SI-3 LHCb Weekly Review and Plans (PC)
Nothing to report.

SI-4 Production Manager’s report (JC)
Nothing to report.

SI-5 Tier-1 Manager’s Report (AD)
– CPU Efficiencies are looking bad for ATLAS and CMS (see attached plot). This appears to be a global problem for CMS (i.e. all sites have very poor efficiency). Tim is investigating for ATLAS.

– Some CMS GridFTP errors due to “Address already in use” problem. This was due to new hardware being put into production missing the fix that had been applied to the old machines. This was quickly resolved (intermittent errors for ~24 hours).

– A disk server in Castor for LHCb ran into problems over the weekend and had to be removed from production while the disk array is being rebuilt. Some LHCb files are temporarily unavailable (although they are in Echo so if the LHCb failover mechanism is working, there should be no failed jobs!).

– CMS submitted a GGUS over the weekend due to intermittent SAM failures connecting to Castor with “permission denied”. Under investigation.

– Procurement
DELL Storage, delivery has been booked in for 4th March.
Martin is having a meeting with XMA later today, which will confirm dates:
XMA CPU, expected delivery 2-3 weeks from now.
XMA Storage, they have indicated that they will need to push back the delivery date (from 28th February), but have not indicated they have any problems with the end of March deadline.
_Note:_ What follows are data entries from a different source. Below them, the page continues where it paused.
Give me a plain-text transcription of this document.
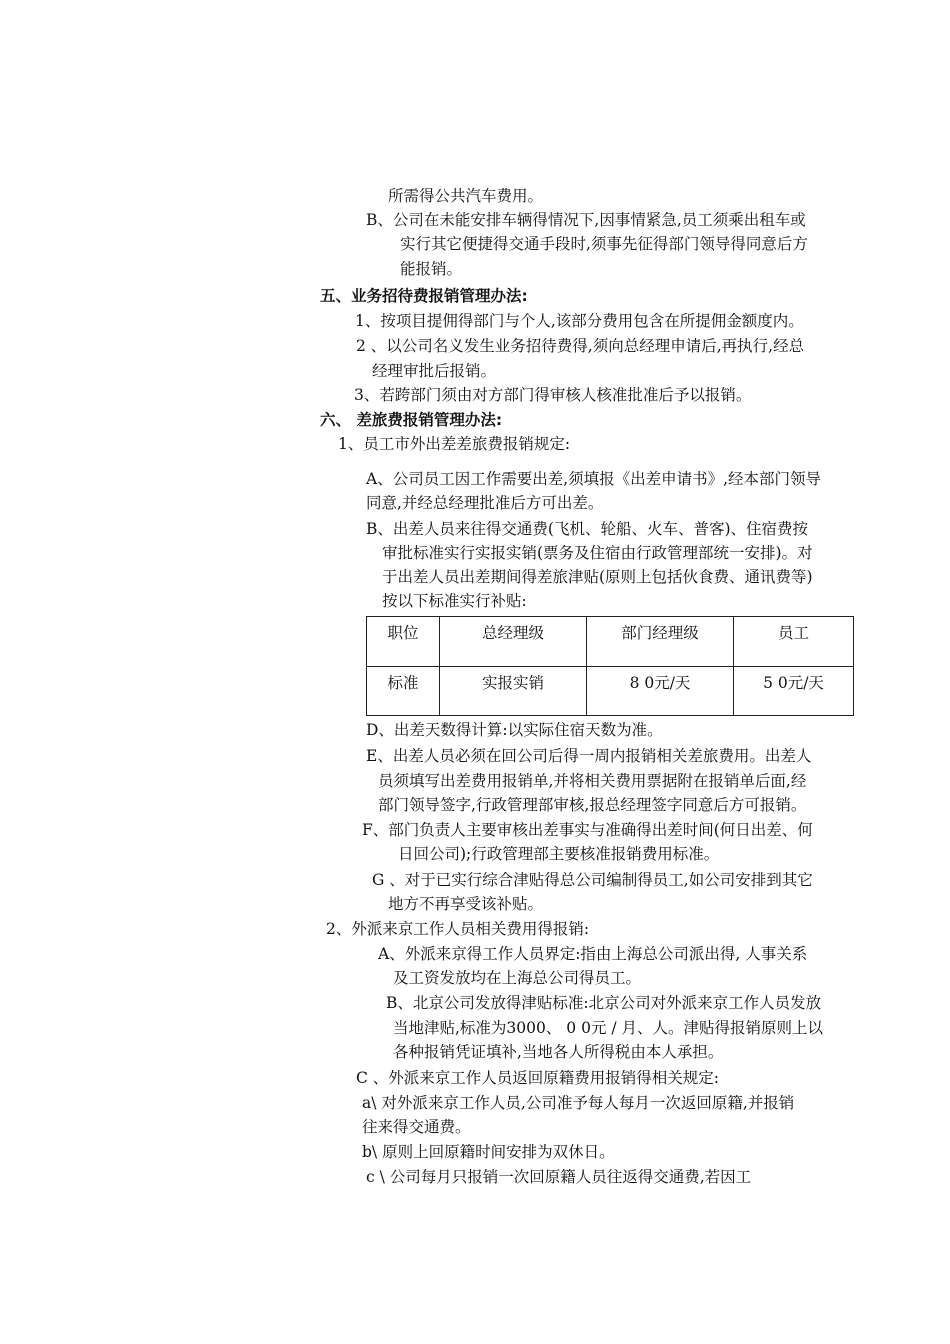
所需得公共汽车费用。
B、公司在未能安排车辆得情况下,因事情紧急,员工须乘出租车或
实行其它便捷得交通手段时,须事先征得部门领导得同意后方
能报销。
五、业务招待费报销管理办法:
1、按项目提佣得部门与个人,该部分费用包含在所提佣金额度内。
2 、以公司名义发生业务招待费得,须向总经理申请后,再执行,经总
经理审批后报销。
3、若跨部门须由对方部门得审核人核准批准后予以报销。
六、 差旅费报销管理办法:
1、员工市外出差差旅费报销规定:
A、公司员工因工作需要出差,须填报《出差申请书》,经本部门领导
同意,并经总经理批准后方可出差。
B、出差人员来往得交通费(飞机、轮船、火车、普客)、住宿费按
审批标准实行实报实销(票务及住宿由行政管理部统一安排)。对
于出差人员出差期间得差旅津贴(原则上包括伙食费、通讯费等)
按以下标准实行补贴:
职位	总经理级	部门经理级	员工
标准	实报实销	8 0元/天	5 0元/天
D、出差天数得计算:以实际住宿天数为准。
E、出差人员必须在回公司后得一周内报销相关差旅费用。出差人
员须填写出差费用报销单,并将相关费用票据附在报销单后面,经
部门领导签字,行政管理部审核,报总经理签字同意后方可报销。
F、部门负责人主要审核出差事实与准确得出差时间(何日出差、何
日回公司);行政管理部主要核准报销费用标准。
G 、对于已实行综合津贴得总公司编制得员工,如公司安排到其它
地方不再享受该补贴。
2、外派来京工作人员相关费用得报销:
A、外派来京得工作人员界定:指由上海总公司派出得, 人事关系
及工资发放均在上海总公司得员工。
B、北京公司发放得津贴标准:北京公司对外派来京工作人员发放
当地津贴,标准为3000、 0 0元 / 月、人。津贴得报销原则上以
各种报销凭证填补,当地各人所得税由本人承担。
C 、外派来京工作人员返回原籍费用报销得相关规定:
a\ 对外派来京工作人员,公司准予每人每月一次返回原籍,并报销
往来得交通费。
b\ 原则上回原籍时间安排为双休日。
c \ 公司每月只报销一次回原籍人员往返得交通费,若因工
SI-6 LCG Management Board Report of Issues (DB)
No MB and nothing to report.

SI-7 External Contexts (PC)
F2F IRIS meeting. Good meeting, AS has a number of actions to take care off. Of interest to GridPP would be data movement and advanced networking.

644.4: AD will progress capture of funds for Dirac with Mark Wilkinson. (Update: funding from DIRAC. AS has emailed Mark. They are now using it more heavily. Could use the money for tape, but have to be careful not to buy tape we won’t use. May be better charging later rather than during this FY? AD will now progress. 08/10/18 – Leicester are producing a PO for tapes and will send to AD to produce an invoice). Ongoing.
678.3: AD to finalise the Tier1 background document, including tape strategy by end September. (Update: Almost complete and will circulate current iteration for comment, more urgent now to feed into DB figures). Ongoing. Done.
694.1: DB will contact Charlotte confirming potential spend of additional HW funding and clarify the definition of ‘confirmed’. Done.
694.2: DB will respond to George Madden confirming proposed dates of the GridPP review meetings. Done.

ACTIONS AS OF 28.01.19
644.4: AD will progress capture of funds for Dirac with Mark Wilkinson. (Update: funding from DIRAC. AS has emailed Mark. They are now using it more heavily. Could use the money for tape, but have to be careful not to buy tape we won’t use. May be better charging later rather than during this FY? AD will now progress. 08/10/18 – Leicester are producing a PO for tapes and will send to AD to produce an invoice). Ongoing.